Maybe that's easier than acknowledging that cigarette companies could, ironically, hold the key to helping millions of people kick the deadly smoking habit — flavored e-cigarettes. And that's why it's concerning that Minneapolis is moving toward a ban on the sale of menthol-flavored tobacco — and e-cigarettes — in convenience stores, adding to an existing city ban on other flavors.

Do-gooder activists and lawmakers may hope that by limiting nicotine-containing products to just "tobacco" flavor, e-cigarettes would prove less appealing to any nonsmokers, including teens and young adults, who might become addicted to nicotine as a result. But this trades one potential, smaller problem for a much bigger problem. Taking away the appetizing flavors would render these much-safer products less appealing to adult smokers, too.

Like it or not, millions of smokers have been able to quit or cut back on smoking by switching to electronic cigarettes. Like cigarettes, vaping liquid (used in electronic cigarettes) most often contains nicotine. But unlike cigarette tobacco, vape liquid is not burned, so it does not produce the ash, tar and other carcinogens that make traditional cigarettes so deadly.

Instead, e-cigarettes deliver nicotine — a substance about as harmful as caffeine — in a way that approximates the smoking experience but with almost none of the adverse health consequences. That could translate to millions of lives saved and the reduction of countless smoking-related illnesses.

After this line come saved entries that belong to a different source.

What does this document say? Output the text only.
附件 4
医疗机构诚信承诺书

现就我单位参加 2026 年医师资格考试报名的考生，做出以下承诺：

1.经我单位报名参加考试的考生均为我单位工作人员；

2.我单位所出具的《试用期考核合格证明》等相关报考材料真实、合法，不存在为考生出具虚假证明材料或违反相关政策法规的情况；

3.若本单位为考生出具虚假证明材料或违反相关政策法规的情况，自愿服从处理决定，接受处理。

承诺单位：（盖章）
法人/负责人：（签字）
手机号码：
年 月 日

Why don't health advocates see it that way? When it comes to other public health endeavors, such as preventing teen pregnancy and reducing disease transmission, health advocates recognize the value in supporting safer alternatives, such as condom distribution, needle-exchange programs and even providing safe injection centers for drug users. For tobacco-harm reduction, however, these same advocates seem unwilling to accept anything other than an "abstinence-only" approach.

The existing evidence about teens and vaping does not justify activists' fears. While it's true that 11.3 percent of high schoolers and 4.3 percent of middle schoolers reported using vapes once in the last month, researchers find that the vast majority of minors who regularly vape are current or former smokers.

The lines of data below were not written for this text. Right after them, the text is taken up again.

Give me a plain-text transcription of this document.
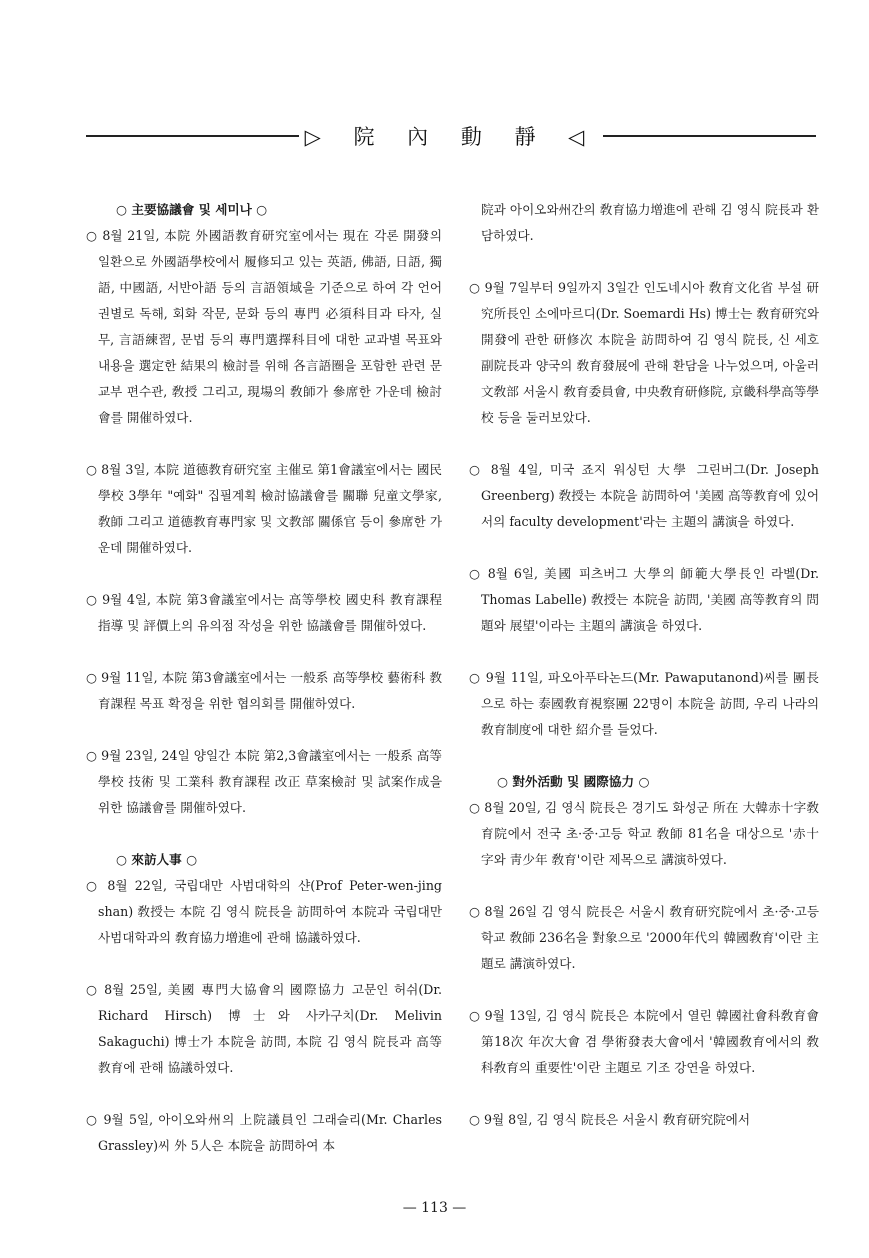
▷ 院 內 動 靜 ◁

○ 主要協議會 및 세미나 ○

○ 8월 21일, 本院 外國語教育研究室에서는 現在 각론 開發의 일환으로 外國語學校에서 履修되고 있는 英語, 佛語, 日語, 獨語, 中國語, 서반아語 등의 言語領域을 기준으로 하여 각 언어권별로 독해, 회화 작문, 문화 등의 專門 必須科目과 타자, 실무, 言語練習, 문법 등의 專門選擇科目에 대한 교과별 목표와 내용을 選定한 結果의 檢討를 위해 各言語圈을 포함한 관련 문교부 편수관, 敎授 그리고, 現場의 敎師가 參席한 가운데 檢討會를 開催하였다.

○ 8월 3일, 本院 道德教育研究室 主催로 第1會議室에서는 國民學校 3學年 "예화" 집필계획 檢討協議會를 關聯 兒童文學家, 敎師 그리고 道德教育專門家 및 文教部 關係官 등이 參席한 가운데 開催하였다.

○ 9월 4일, 本院 第3會議室에서는 高等學校 國史科 教育課程 指導 및 評價上의 유의점 작성을 위한 協議會를 開催하였다.

○ 9월 11일, 本院 第3會議室에서는 一般系 高等學校 藝術科 教育課程 목표 확정을 위한 협의회를 開催하였다.

○ 9월 23일, 24일 양일간 本院 第2,3會議室에서는 一般系 高等學校 技術 및 工業科 教育課程 改正 草案檢討 및 試案作成을 위한 協議會를 開催하였다.

○ 來訪人事 ○

○ 8월 22일, 국립대만 사범대학의 샨(Prof Peter-wen-jing shan) 敎授는 本院 김 영식 院長을 訪問하여 本院과 국립대만 사범대학과의 敎育協力增進에 관해 協議하였다.

○ 8월 25일, 美國 專門大協會의 國際協力 고문인 허쉬(Dr. Richard Hirsch) 博士와 사카구치(Dr. Melivin Sakaguchi) 博士가 本院을 訪問, 本院 김 영식 院長과 高等教育에 관해 協議하였다.

○ 9월 5일, 아이오와州의 上院議員인 그래슬리(Mr. Charles Grassley)씨 外 5人은 本院을 訪問하여 本

院과 아이오와州간의 敎育協力增進에 관해 김 영식 院長과 환담하였다.

○ 9월 7일부터 9일까지 3일간 인도네시아 敎育文化省 부설 研究所長인 소에마르디(Dr. Soemardi Hs) 博士는 敎育研究와 開發에 관한 研修次 本院을 訪問하여 김 영식 院長, 신 세호 副院長과 양국의 敎育發展에 관해 환담을 나누었으며, 아울러 文敎部 서울시 敎育委員會, 中央敎育研修院, 京畿科學高等學校 등을 둘러보았다.

○ 8월 4일, 미국 죠지 워싱턴 大學 그린버그(Dr. Joseph Greenberg) 敎授는 本院을 訪問하여 '美國 高等教育에 있어서의 faculty development'라는 主題의 講演을 하였다.

○ 8월 6일, 美國 피츠버그 大學의 師範大學長인 라벨(Dr. Thomas Labelle) 敎授는 本院을 訪問, '美國 高等教育의 問題와 展望'이라는 主題의 講演을 하였다.

○ 9월 11일, 파오아푸타논드(Mr. Pawaputanond)씨를 團長으로 하는 泰國敎育視察團 22명이 本院을 訪問, 우리 나라의 敎育制度에 대한 紹介를 들었다.

○ 對外活動 및 國際協力 ○

○ 8월 20일, 김 영식 院長은 경기도 화성군 所在 大韓赤十字敎育院에서 전국 초·중·고등 학교 敎師 81名을 대상으로 '赤十字와 靑少年 敎育'이란 제목으로 講演하였다.

○ 8월 26일 김 영식 院長은 서울시 敎育研究院에서 초·중·고등 학교 敎師 236名을 對象으로 '2000年代의 韓國敎育'이란 主題로 講演하였다.

○ 9월 13일, 김 영식 院長은 本院에서 열린 韓國社會科敎育會 第18次 年次大會 겸 學術發表大會에서 '韓國敎育에서의 敎科敎育의 重要性'이란 主題로 기조 강연을 하였다.

○ 9월 8일, 김 영식 院長은 서울시 敎育研究院에서

— 113 —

A 2016 study published in the American Journal of Preventive Medicine found that fewer than 1 percent of habitual teen vapers could be classified as "never smokers." Put another way, 99 percent of teens who vape would have used much more harmful traditional cigarettes instead of the vastly less harmful e-cigarettes.

The good news for health advocates should be that teen use of cigarettes has plummeted, reaching single-digit levels for the first time ever. This is likely because of e-cigarette availability. As one Cornell study in 2016 demonstrated, when states institute age limits on the sales of e-cigarettes, teen use of traditional tobacco increases.

In other words, e-cigarettes are not a gateway, "luring" teens who would never have smoked into nicotine addiction. Rather, they are giving teens who were already going to smoke a safer alternative.

Furthermore, research indicates that the availability of candy-like vape flavors, such as "gummi bear," does not make them more attractive to nonsmoking teens. One doesn't need a study to understand why nonsmoking teenagers wouldn't be inclined to shell out $25 to $45 (or more) per month for candy-flavored vapes when they can spend far less money on actual candy.

These flavors are, however, appealing to adult smokers who want to quit. A 2014 consumer survey of adult e-cigarette users found that approximately 61 percent cited fruit-, dessert-, candy-, savory- and beverage-flavored liquids as their primary flavor, while just 25 percent cited tobacco or menthol tobacco.

Adult vapers also cite flavor variety as "very important" to their ability to reduce or quit smoking. Half of adult vapers surveyed indicated that restrictions on flavors would increase their cravings for traditional cigarettes and the likelihood they would return to smoking.

Smokers should have the choice to switch to flavored e-cigarettes if they want to. We shouldn't allow public policy to be driven by unsubstantiated fears.

Michelle Minton is a senior fellow for the Competitive Enterprise Institute, a free-market public policy organization based in Washington, D.C.